In 1757, a sailing ship owned by an affluent Connecticut merchant sailed from New London to the tiny island of Bence in Sierra Leone, West Africa, to take on fresh water and slaves. On board was the owner's son, on a training voyage to learn the trade. The Logbooks explores that voyage, and two others documented by that young man, to unearth new realities of Connecticut's slave trade and question how we could have forgotten this part of our past so completely.

When writer Anne Farrow discovered the significance of the logbooks for the Africa and two other ships in 2004, her mother had been recently diagnosed with dementia. As Farrow bore witness to the impact of memory loss on her mother's sense of self, she also began a journey into the world of the logbooks and the Atlantic slave trade, eventually retracing part of the Africa's long-ago voyage to Sierra Leone.
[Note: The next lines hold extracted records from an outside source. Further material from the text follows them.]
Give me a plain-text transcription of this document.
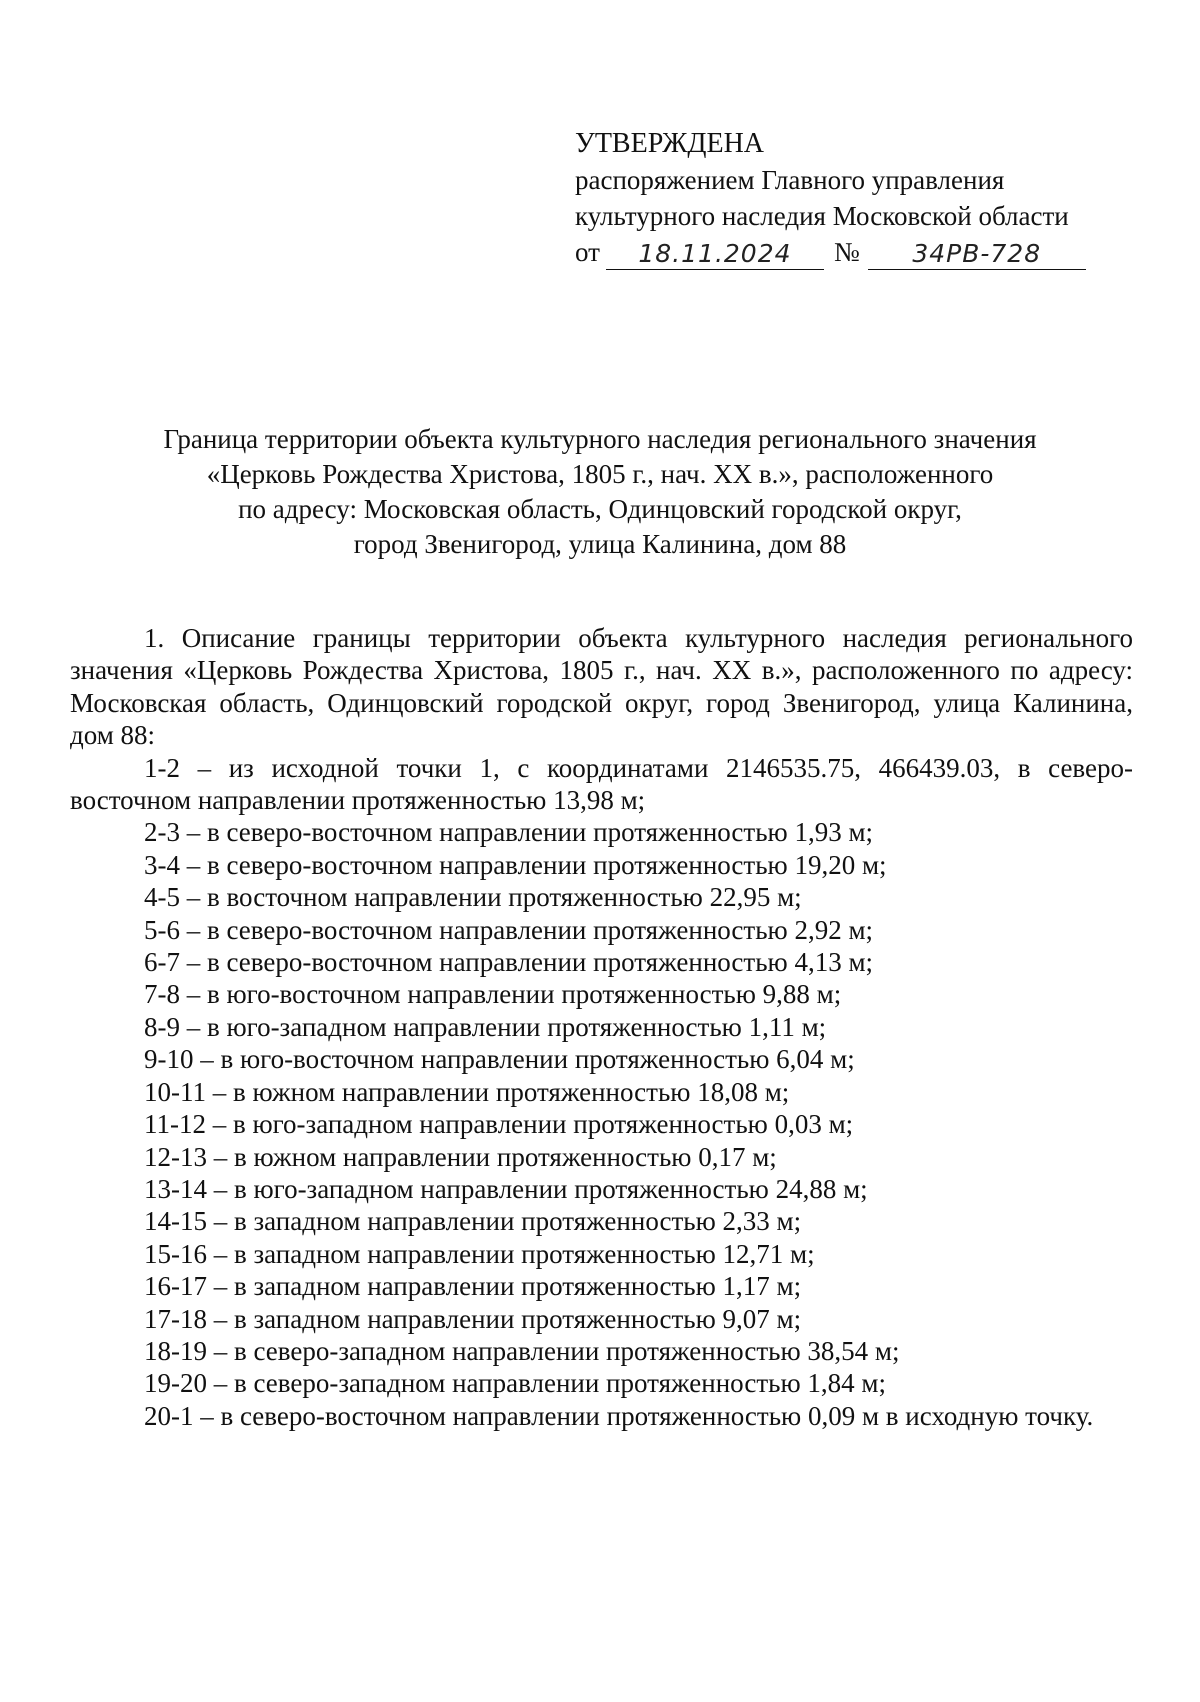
УТВЕРЖДЕНА
распоряжением Главного управления
культурного наследия Московской области
от	18.11.2024	№	34РВ-728
Граница территории объекта культурного наследия регионального значения
«Церковь Рождества Христова, 1805 г., нач. XX в.», расположенного
по адресу: Московская область, Одинцовский городской округ,
город Звенигород, улица Калинина, дом 88

1. Описание границы территории объекта культурного наследия регионального значения «Церковь Рождества Христова, 1805 г., нач. XX в.», расположенного по адресу: Московская область, Одинцовский городской округ, город Звенигород, улица Калинина, дом 88:

1-2 – из исходной точки 1, с координатами 2146535.75, 466439.03, в северо-восточном направлении протяженностью 13,98 м;

2-3 – в северо-восточном направлении протяженностью 1,93 м;

3-4 – в северо-восточном направлении протяженностью 19,20 м;

4-5 – в восточном направлении протяженностью 22,95 м;

5-6 – в северо-восточном направлении протяженностью 2,92 м;

6-7 – в северо-восточном направлении протяженностью 4,13 м;

7-8 – в юго-восточном направлении протяженностью 9,88 м;

8-9 – в юго-западном направлении протяженностью 1,11 м;

9-10 – в юго-восточном направлении протяженностью 6,04 м;

10-11 – в южном направлении протяженностью 18,08 м;

11-12 – в юго-западном направлении протяженностью 0,03 м;

12-13 – в южном направлении протяженностью 0,17 м;

13-14 – в юго-западном направлении протяженностью 24,88 м;

14-15 – в западном направлении протяженностью 2,33 м;

15-16 – в западном направлении протяженностью 12,71 м;

16-17 – в западном направлении протяженностью 1,17 м;

17-18 – в западном направлении протяженностью 9,07 м;

18-19 – в северо-западном направлении протяженностью 38,54 м;

19-20 – в северо-западном направлении протяженностью 1,84 м;

20-1 – в северо-восточном направлении протяженностью 0,09 м в исходную точку.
As the narrative unfolds in The Logbooks, Farrow explores the idea that if our history is incomplete, then collectively we have forgotten who we are--a loss that is in some ways similar to what her mother experienced. Her meditations are well rounded with references to the work of writers, historians, and psychologists. Forthright, well researched, and warmly recounted, Farrow's writing is that of a novelist's, with an eye for detail. Using a wealth of primary sources, she paints a vivid picture of the eighteenth-century Connecticut slavers. The multiple narratives combine in surprising and effective ways to make this an intimate confrontation with the past, and a powerful meditation on how slavery still affects us.